La Banque mondiale appelle à une plus grande flexibilité du marché du travail pour permettre d’augmenter l’emploi notamment l’emploi formel des jeunes et des femmes et de réduire le chômage tout en préservant les salaires. Alors que le patronat salue les recommandations du mémorandum économique sur le Maroc, les syndicalistes rejettent en bloc celles ayant trait à la révision du Code du travail tout en précisant que les dispositions de cette législation, malgré leur caractère avancé, ne sont pas appliquées dans plusieurs entreprises formelles et dans le secteur informel qui échappe à tout contrôle. Les partenaires sociaux réclament plutôt la protection des droits des travailleurs en respectant le Code du travail. L’Exécutif devrait convaincre les centrales syndicales d’accepter d’ouvrir le débat sur ce projet de réforme controversé dans le cadre du dialogue social tripartite. Cette mission ne s’annonce pas de tout repos pour le ministre du Travail et de l’insertion professionnelle Mohamed Yatim, d’autant plus qu’il avait tout récemment la casquette de syndicaliste. Les prochains mois s’annoncent décisifs en ce qui concerne non seulement cette réforme décriée par les syndicats mais aussi d’autres dossiers brûlants comme le projet de loi organique sur la grève qui constitue la pomme de discorde entre le gouvernement et les partenaires sociaux.
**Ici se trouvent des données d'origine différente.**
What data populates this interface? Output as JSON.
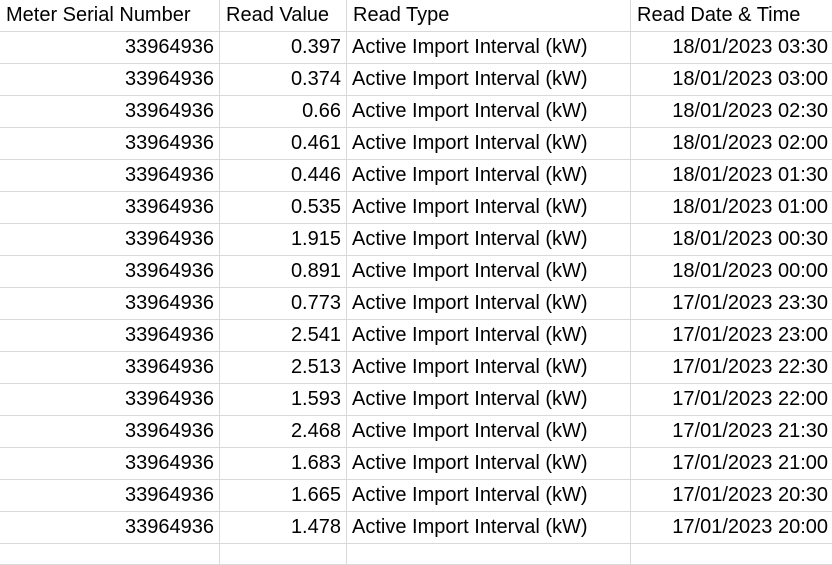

Les syndicats plaident pour la relance du dialogue social autour de ce texte de la plus haute importance et leurs doléances qui restent inchangées : l’augmentation générale des salaires et des pensions de retraite, la baisse de l’IR, le relèvement du seuil exonéré de l’IR, le respect des libertés syndicales, la mise en œuvre des points encore en suspens de l’accord du 26 avril 2011, le respect du Code du travail, l’institutionnalisation des négociations sectorielles et des conventions collectives, la nécessité de mettre en place une politique incitative pour le secteur informel.   


Des améliorations importantes

Dans son mémorandum économique sur le Maroc à l’horizon 2040, la Banque mondiale souligne les améliorations apportées par le Code du travail de 2003 par rapport à la précédente législation. Il s’agit notamment du relèvement de l’âge minimum d’accès à l’emploi de 12 à 15 ans, la réduction de la durée moyenne hebdomadaire du travail de 48 à 44 heures, l’appel à la révision régulière des salaires minimum, l’amélioration de la santé au travail et des normes de sécurité, la promotion de l’équité sur le lieu de travail en garantissant l’égalité entre hommes et femmes et encourageant l’emploi des personnes handicapées et la garantie du droit d’association et de la négociation collective ainsi que l’interdiction aux employeurs d’engager des actions à l’encontre de leurs salariés au prétexte qu’ils sont membres d’un syndicat. La Banque mondiale rappelle un constat important du Haut-commissariat au plan : le Code du travail marocain ne régit les relations du travail que pour une minorité de salariés sur le marché du travail. Seule une minorité des travailleurs bénéficie d’un système de protection sociale.